The Net Zero Scrutiny Group (NZSG) of backbenchers warned in February his plans to slash the UK’s carbon output by 2050 are misplaced at a time when so many face a struggle with their energy bills.
Gas prices have fueled huge increases in costs for families, exacerbated by inflation and a hike in National Insurance contributions introduced in April.
The Prime Minister’s Net Zero plans are seen by many backbenchers as a sop to his wife Carrie, a noted environmental campaigner. She is a close friend of Zac Goldsmith, a foreign office minister who is also a campaigner on green issues.
But a new team at No. 10 brought in after the Partygate fiasco is less green and is steering the PM away from their influence, the Sunday Times reported.
A source close to the PM’s chief of staff, Steve Barclay, told the paper: ‘As we’re tackling the cost-of-living crisis, ministers are looking at where efficiencies can be made to deliver value for money.’
However, other sources branded the former minister and adviser David Canzini as ‘useful idiots’ for the farming lobby.
A leaked draft of a food strategy due to be released on Monday has been branded ‘half-baked’ and ‘flatter than a pancake’ by campaigners, with particular concern over the apparent rejection of a proposal for a tax on sugar and salt.

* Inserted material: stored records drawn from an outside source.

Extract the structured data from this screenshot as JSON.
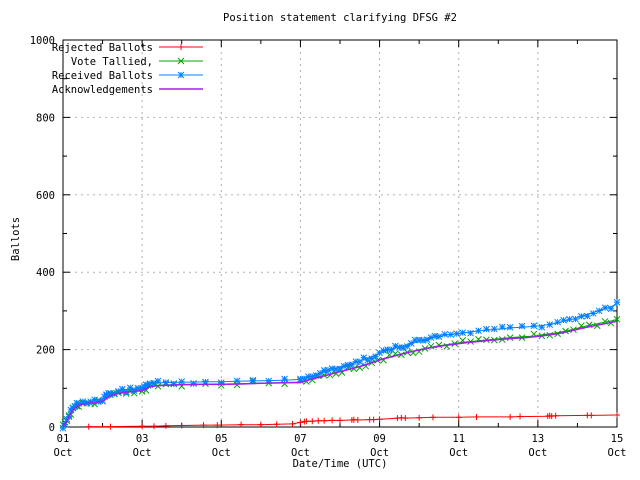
{
  "chart_data": {
    "type": "line",
    "title": "Position statement clarifying DFSG #2",
    "xlabel": "Date/Time (UTC)",
    "ylabel": "Ballots",
    "x_unit": "day of October (UTC)",
    "xlim": [
      1,
      15
    ],
    "ylim": [
      0,
      1000
    ],
    "grid": true,
    "legend_position": "top-left",
    "x_ticks": [
      {
        "value": 1,
        "label_day": "01",
        "label_month": "Oct"
      },
      {
        "value": 3,
        "label_day": "03",
        "label_month": "Oct"
      },
      {
        "value": 5,
        "label_day": "05",
        "label_month": "Oct"
      },
      {
        "value": 7,
        "label_day": "07",
        "label_month": "Oct"
      },
      {
        "value": 9,
        "label_day": "09",
        "label_month": "Oct"
      },
      {
        "value": 11,
        "label_day": "11",
        "label_month": "Oct"
      },
      {
        "value": 13,
        "label_day": "13",
        "label_month": "Oct"
      },
      {
        "value": 15,
        "label_day": "15",
        "label_month": "Oct"
      }
    ],
    "x_minor_ticks": [
      2,
      4,
      6,
      8,
      10,
      12,
      14
    ],
    "y_ticks": [
      {
        "value": 0,
        "label": "0"
      },
      {
        "value": 200,
        "label": "200"
      },
      {
        "value": 400,
        "label": "400"
      },
      {
        "value": 600,
        "label": "600"
      },
      {
        "value": 800,
        "label": "800"
      },
      {
        "value": 1000,
        "label": "1000"
      }
    ],
    "y_minor_ticks": [
      100,
      300,
      500,
      700,
      900
    ],
    "series": [
      {
        "name": "Rejected Ballots",
        "color": "#ff0000",
        "marker": "plus",
        "points": [
          [
            1.65,
            1
          ],
          [
            2.2,
            1
          ],
          [
            3.0,
            2
          ],
          [
            3.3,
            2
          ],
          [
            3.6,
            3
          ],
          [
            4.0,
            4
          ],
          [
            4.55,
            5
          ],
          [
            4.9,
            5
          ],
          [
            5.5,
            6
          ],
          [
            6.0,
            6
          ],
          [
            6.4,
            7
          ],
          [
            6.8,
            8
          ],
          [
            7.0,
            12
          ],
          [
            7.1,
            14
          ],
          [
            7.15,
            15
          ],
          [
            7.3,
            15
          ],
          [
            7.45,
            16
          ],
          [
            7.6,
            16
          ],
          [
            7.8,
            17
          ],
          [
            8.0,
            17
          ],
          [
            8.3,
            18
          ],
          [
            8.35,
            19
          ],
          [
            8.45,
            18
          ],
          [
            8.75,
            19
          ],
          [
            8.85,
            19
          ],
          [
            9.0,
            20
          ],
          [
            9.45,
            23
          ],
          [
            9.55,
            24
          ],
          [
            9.65,
            23
          ],
          [
            10.0,
            24
          ],
          [
            10.35,
            25
          ],
          [
            11.0,
            25
          ],
          [
            11.45,
            26
          ],
          [
            12.3,
            26
          ],
          [
            12.55,
            27
          ],
          [
            13.25,
            28
          ],
          [
            13.3,
            29
          ],
          [
            13.35,
            28
          ],
          [
            13.45,
            29
          ],
          [
            14.25,
            30
          ],
          [
            14.35,
            30
          ],
          [
            15.0,
            31
          ]
        ]
      },
      {
        "name": "Vote Tallied,",
        "color": "#00a400",
        "marker": "cross",
        "points": [
          [
            1.0,
            2
          ],
          [
            1.05,
            7
          ],
          [
            1.1,
            16
          ],
          [
            1.15,
            27
          ],
          [
            1.2,
            37
          ],
          [
            1.25,
            45
          ],
          [
            1.3,
            50
          ],
          [
            1.35,
            54
          ],
          [
            1.4,
            57
          ],
          [
            1.5,
            60
          ],
          [
            1.6,
            62
          ],
          [
            1.7,
            63
          ],
          [
            1.8,
            64
          ],
          [
            1.9,
            66
          ],
          [
            2.0,
            68
          ],
          [
            2.1,
            76
          ],
          [
            2.2,
            82
          ],
          [
            2.3,
            85
          ],
          [
            2.4,
            88
          ],
          [
            2.5,
            90
          ],
          [
            2.6,
            91
          ],
          [
            2.7,
            92
          ],
          [
            2.8,
            93
          ],
          [
            2.9,
            94
          ],
          [
            3.0,
            95
          ],
          [
            3.1,
            100
          ],
          [
            3.2,
            105
          ],
          [
            3.3,
            107
          ],
          [
            3.4,
            108
          ],
          [
            3.6,
            109
          ],
          [
            3.8,
            109
          ],
          [
            4.0,
            110
          ],
          [
            4.3,
            110
          ],
          [
            4.6,
            111
          ],
          [
            5.0,
            111
          ],
          [
            5.4,
            112
          ],
          [
            5.8,
            113
          ],
          [
            6.2,
            114
          ],
          [
            6.6,
            115
          ],
          [
            7.0,
            116
          ],
          [
            7.15,
            121
          ],
          [
            7.3,
            125
          ],
          [
            7.45,
            129
          ],
          [
            7.6,
            133
          ],
          [
            7.75,
            137
          ],
          [
            7.9,
            141
          ],
          [
            8.05,
            145
          ],
          [
            8.2,
            149
          ],
          [
            8.35,
            153
          ],
          [
            8.5,
            157
          ],
          [
            8.65,
            162
          ],
          [
            8.8,
            167
          ],
          [
            8.95,
            172
          ],
          [
            9.1,
            177
          ],
          [
            9.25,
            181
          ],
          [
            9.4,
            185
          ],
          [
            9.55,
            189
          ],
          [
            9.7,
            193
          ],
          [
            9.85,
            196
          ],
          [
            10.0,
            200
          ],
          [
            10.15,
            203
          ],
          [
            10.3,
            206
          ],
          [
            10.5,
            210
          ],
          [
            10.7,
            213
          ],
          [
            10.9,
            216
          ],
          [
            11.1,
            219
          ],
          [
            11.3,
            221
          ],
          [
            11.5,
            223
          ],
          [
            11.7,
            225
          ],
          [
            11.9,
            227
          ],
          [
            12.1,
            229
          ],
          [
            12.3,
            231
          ],
          [
            12.6,
            233
          ],
          [
            12.9,
            235
          ],
          [
            13.1,
            238
          ],
          [
            13.3,
            241
          ],
          [
            13.5,
            244
          ],
          [
            13.7,
            248
          ],
          [
            13.9,
            253
          ],
          [
            14.1,
            258
          ],
          [
            14.3,
            263
          ],
          [
            14.5,
            267
          ],
          [
            14.7,
            271
          ],
          [
            14.85,
            274
          ],
          [
            15.0,
            278
          ]
        ]
      },
      {
        "name": "Received Ballots",
        "color": "#0080ff",
        "marker": "asterisk",
        "points": [
          [
            1.0,
            2
          ],
          [
            1.05,
            8
          ],
          [
            1.1,
            18
          ],
          [
            1.15,
            30
          ],
          [
            1.2,
            40
          ],
          [
            1.25,
            48
          ],
          [
            1.3,
            54
          ],
          [
            1.35,
            58
          ],
          [
            1.4,
            61
          ],
          [
            1.5,
            64
          ],
          [
            1.6,
            66
          ],
          [
            1.7,
            67
          ],
          [
            1.8,
            68
          ],
          [
            1.9,
            70
          ],
          [
            2.0,
            73
          ],
          [
            2.05,
            77
          ],
          [
            2.1,
            81
          ],
          [
            2.15,
            84
          ],
          [
            2.2,
            87
          ],
          [
            2.3,
            90
          ],
          [
            2.4,
            93
          ],
          [
            2.5,
            95
          ],
          [
            2.6,
            96
          ],
          [
            2.7,
            97
          ],
          [
            2.8,
            98
          ],
          [
            2.9,
            99
          ],
          [
            3.0,
            101
          ],
          [
            3.05,
            104
          ],
          [
            3.1,
            107
          ],
          [
            3.15,
            110
          ],
          [
            3.2,
            112
          ],
          [
            3.3,
            113
          ],
          [
            3.4,
            114
          ],
          [
            3.6,
            115
          ],
          [
            3.8,
            115
          ],
          [
            4.0,
            116
          ],
          [
            4.3,
            116
          ],
          [
            4.6,
            117
          ],
          [
            5.0,
            117
          ],
          [
            5.4,
            118
          ],
          [
            5.8,
            119
          ],
          [
            6.2,
            120
          ],
          [
            6.6,
            121
          ],
          [
            7.0,
            123
          ],
          [
            7.1,
            126
          ],
          [
            7.2,
            129
          ],
          [
            7.3,
            132
          ],
          [
            7.4,
            135
          ],
          [
            7.5,
            139
          ],
          [
            7.6,
            142
          ],
          [
            7.7,
            145
          ],
          [
            7.8,
            149
          ],
          [
            7.9,
            152
          ],
          [
            8.0,
            155
          ],
          [
            8.1,
            158
          ],
          [
            8.2,
            161
          ],
          [
            8.3,
            164
          ],
          [
            8.4,
            167
          ],
          [
            8.5,
            170
          ],
          [
            8.6,
            174
          ],
          [
            8.7,
            178
          ],
          [
            8.8,
            182
          ],
          [
            8.9,
            186
          ],
          [
            9.0,
            190
          ],
          [
            9.1,
            194
          ],
          [
            9.2,
            198
          ],
          [
            9.3,
            201
          ],
          [
            9.4,
            204
          ],
          [
            9.5,
            207
          ],
          [
            9.6,
            210
          ],
          [
            9.7,
            213
          ],
          [
            9.8,
            216
          ],
          [
            9.9,
            219
          ],
          [
            10.0,
            222
          ],
          [
            10.1,
            225
          ],
          [
            10.2,
            227
          ],
          [
            10.3,
            230
          ],
          [
            10.4,
            232
          ],
          [
            10.5,
            234
          ],
          [
            10.65,
            237
          ],
          [
            10.8,
            239
          ],
          [
            10.95,
            241
          ],
          [
            11.1,
            243
          ],
          [
            11.3,
            246
          ],
          [
            11.5,
            248
          ],
          [
            11.7,
            250
          ],
          [
            11.9,
            252
          ],
          [
            12.1,
            254
          ],
          [
            12.3,
            256
          ],
          [
            12.6,
            258
          ],
          [
            12.9,
            260
          ],
          [
            13.1,
            262
          ],
          [
            13.3,
            265
          ],
          [
            13.5,
            269
          ],
          [
            13.65,
            273
          ],
          [
            13.8,
            277
          ],
          [
            13.95,
            281
          ],
          [
            14.1,
            286
          ],
          [
            14.25,
            291
          ],
          [
            14.4,
            296
          ],
          [
            14.55,
            301
          ],
          [
            14.7,
            306
          ],
          [
            14.85,
            311
          ],
          [
            15.0,
            317
          ]
        ]
      },
      {
        "name": "Acknowledgements",
        "color": "#a020f0",
        "marker": "none",
        "points": [
          [
            1.0,
            2
          ],
          [
            1.1,
            15
          ],
          [
            1.2,
            36
          ],
          [
            1.3,
            49
          ],
          [
            1.4,
            56
          ],
          [
            1.6,
            61
          ],
          [
            1.8,
            63
          ],
          [
            2.0,
            67
          ],
          [
            2.2,
            81
          ],
          [
            2.4,
            87
          ],
          [
            2.6,
            90
          ],
          [
            2.8,
            92
          ],
          [
            3.0,
            94
          ],
          [
            3.2,
            104
          ],
          [
            3.4,
            107
          ],
          [
            3.7,
            108
          ],
          [
            4.0,
            109
          ],
          [
            4.5,
            110
          ],
          [
            5.0,
            110
          ],
          [
            5.5,
            111
          ],
          [
            6.0,
            113
          ],
          [
            6.5,
            114
          ],
          [
            7.0,
            115
          ],
          [
            7.3,
            124
          ],
          [
            7.6,
            132
          ],
          [
            7.9,
            140
          ],
          [
            8.2,
            148
          ],
          [
            8.5,
            156
          ],
          [
            8.8,
            166
          ],
          [
            9.1,
            176
          ],
          [
            9.4,
            184
          ],
          [
            9.7,
            192
          ],
          [
            10.0,
            199
          ],
          [
            10.3,
            205
          ],
          [
            10.6,
            210
          ],
          [
            10.9,
            214
          ],
          [
            11.2,
            218
          ],
          [
            11.5,
            221
          ],
          [
            11.8,
            224
          ],
          [
            12.1,
            227
          ],
          [
            12.4,
            229
          ],
          [
            12.7,
            231
          ],
          [
            13.0,
            234
          ],
          [
            13.3,
            238
          ],
          [
            13.6,
            243
          ],
          [
            13.9,
            250
          ],
          [
            14.2,
            257
          ],
          [
            14.5,
            263
          ],
          [
            14.8,
            269
          ],
          [
            15.0,
            273
          ]
        ]
      }
    ]
  }
}
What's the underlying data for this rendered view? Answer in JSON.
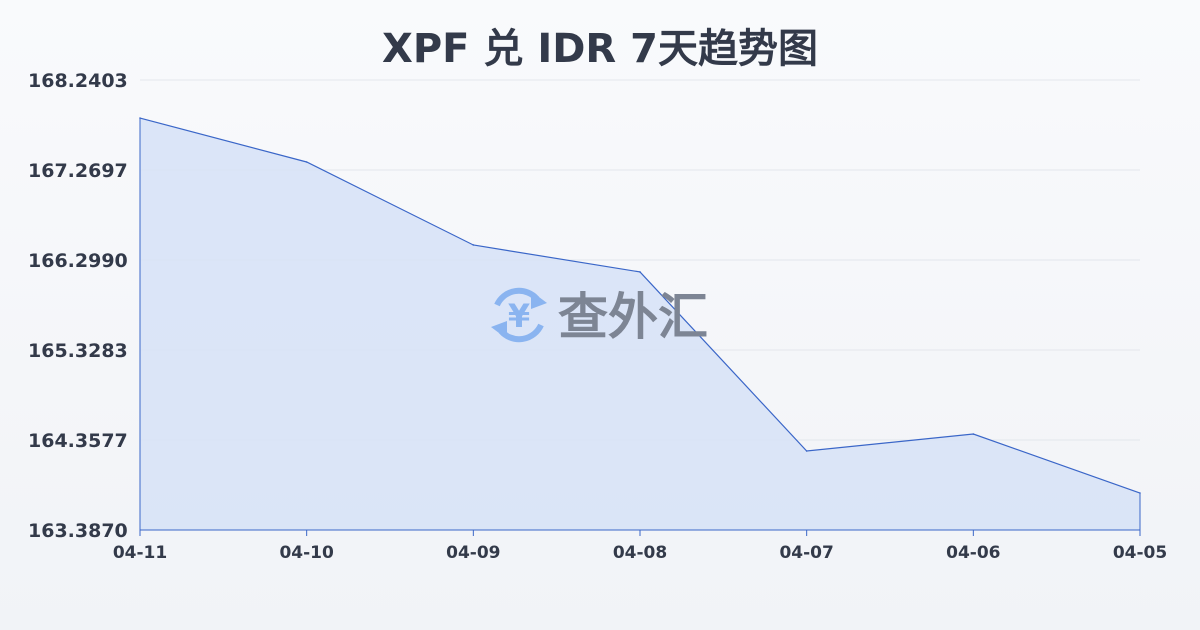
{
  "chart_data": {
    "type": "area",
    "title": "XPF 兑 IDR 7天趋势图",
    "categories": [
      "04-11",
      "04-10",
      "04-09",
      "04-08",
      "04-07",
      "04-06",
      "04-05"
    ],
    "values": [
      167.83,
      167.356,
      166.461,
      166.17,
      164.239,
      164.422,
      163.786
    ],
    "yticks": [
      "168.2403",
      "167.2697",
      "166.2990",
      "165.3283",
      "164.3577",
      "163.3870"
    ],
    "ylim": [
      163.387,
      168.2403
    ],
    "grid": true,
    "line_color": "#3a66c8",
    "fill_color": "#d6e2f7"
  },
  "watermark": {
    "text": "查外汇",
    "icon": "yen-exchange-icon",
    "icon_color": "#8ab4f0"
  }
}
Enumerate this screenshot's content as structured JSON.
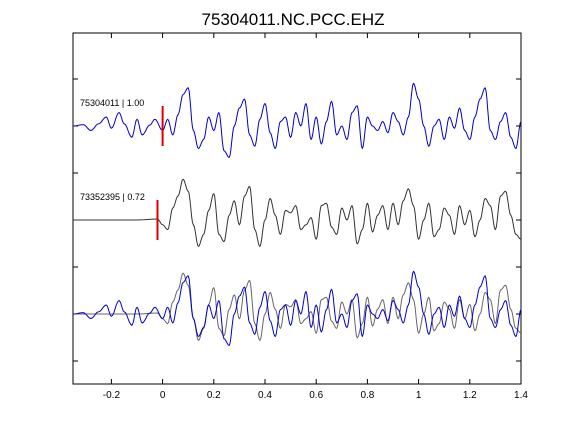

Ministers were accused of concocting a blueprint ‘bordering on the preposterous’, with the document suggesting they will shun key recommendations from a major review of the food system by Mr. Dimbleby.
Ministers appear to be moving forward with some of Mr. Dimbleby’s proposals, including by consulting on mandatory food waste reporting for businesses of a certain size.
The Government has also agreed to trial a Community Eatwell program, as announced in the Levelling Up White Paper, supporting those on low incomes to improve their diets.
The document said ministers would ‘support progress on a wide range of issues, including alternative proteins‘ after the review urged the Government to ‘nudge’ consumers into changing their meat-eating habits.
But it suggested sustainable sources of protein do not have to ‘displace traditional sectors’.
In his review, Mr. Dimbleby had set a goal of reducing meat consumption by 30% over 10 years.
Louisa Casson, head of food and forests at Greenpeace UK, accused ministers of seemingly ‘goading’ UK farmers into producing more meat.
The Department for Environment, Food and Rural Affairs said it did not comment on leaked documents, but a spokesperson added: ‘We will be setting out the contents of our ambitious new food strategy in due course.’